Theorem 5. Let the functions $\varphi(\delta)$, $\varphi_1(r_1)$, $\varphi_2(r_2)$, $\widetilde{\varphi}_1(r_1)$, $\widetilde{\varphi}_2(r_2)$ satisfy the conditions of Theorem 4, and let the function $f(s,u)$, for arbitrary $s_1,s_2\in[a+r_1,b-r_2]$, $0<r_1,r_2$, $r_1+r_2<b-a$ and $u_1,u_2\in(-\infty,+\infty)$, satisfy the condition

\[ |f(s_1,u_1)-f(s_2,u_2)|\leq D\left[\varphi(|s_1-s_2|)\frac{\varphi_1(r_1)}{r_1}\frac{\varphi_2(r_2)}{r_2}+|u_1-u_2|\right], \]

where $D$ is a constant. Suppose, furthermore, that $f(s,0)\in H_{\varphi,\varphi_1,\varphi_2}^{\widetilde{\varphi}_1,\widetilde{\varphi}_2}$.

Then, for small $\lambda$, the equation

\[ u(x)=\lambda\int_a^b \frac{f[s,u(s)]}{s-x}\,ds \]

has a unique solution in $H_{\varphi,\varphi_1,\varphi_2}^{\widetilde{\varphi}_1,\widetilde{\varphi}_2}$, and this solution can be found by the method of successive approximations, starting from any element of $H_{\varphi,\varphi_1,\varphi_2}^{\widetilde{\varphi}_1,\widetilde{\varphi}_2}$. The successive approximations converge uniformly on every closed subinterval interior to $(a,b)$.
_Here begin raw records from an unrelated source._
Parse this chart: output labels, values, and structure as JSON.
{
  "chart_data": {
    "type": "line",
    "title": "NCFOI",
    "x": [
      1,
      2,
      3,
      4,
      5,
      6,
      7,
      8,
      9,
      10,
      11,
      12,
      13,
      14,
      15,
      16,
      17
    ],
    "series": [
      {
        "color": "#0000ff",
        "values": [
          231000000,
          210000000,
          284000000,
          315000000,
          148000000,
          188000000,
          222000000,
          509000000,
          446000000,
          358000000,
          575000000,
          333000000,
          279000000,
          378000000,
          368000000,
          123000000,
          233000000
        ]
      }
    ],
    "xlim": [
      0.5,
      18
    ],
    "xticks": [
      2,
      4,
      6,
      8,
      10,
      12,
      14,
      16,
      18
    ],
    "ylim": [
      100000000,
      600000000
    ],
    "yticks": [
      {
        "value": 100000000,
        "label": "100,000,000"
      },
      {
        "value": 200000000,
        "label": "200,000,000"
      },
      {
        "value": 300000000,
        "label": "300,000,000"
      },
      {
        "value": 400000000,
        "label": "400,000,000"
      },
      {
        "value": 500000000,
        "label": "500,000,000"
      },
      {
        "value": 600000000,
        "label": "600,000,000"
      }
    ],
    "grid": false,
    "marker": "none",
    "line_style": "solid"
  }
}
Azerbaijan State University
named after S. M. Kirov

Received
24 XII 1965

REFERENCES

1. N. K. Bari, S. B. Stechkin, Tr. Moskov. matem. obshch., 5, 483 (1956).
2. A. I. Guseinov, Izv. AN SSSR, ser. matem., 12, No. 2 (1948).
3. A. A. Babaev, Uch. zap. Azerb. gos. univ., ser. fiz.-matem. nauk, No. 4 (1963).
4. A. A. Babaev, Uch. zap. Azerb. gos. univ., ser. fiz.-matem. i khim. nauk, No. 2 (1960).
5. A. A. Babaev, Uch. zap. Azerb. gos. univ., ser. fiz.-matem. i khim. nauk, No. 1 (1961).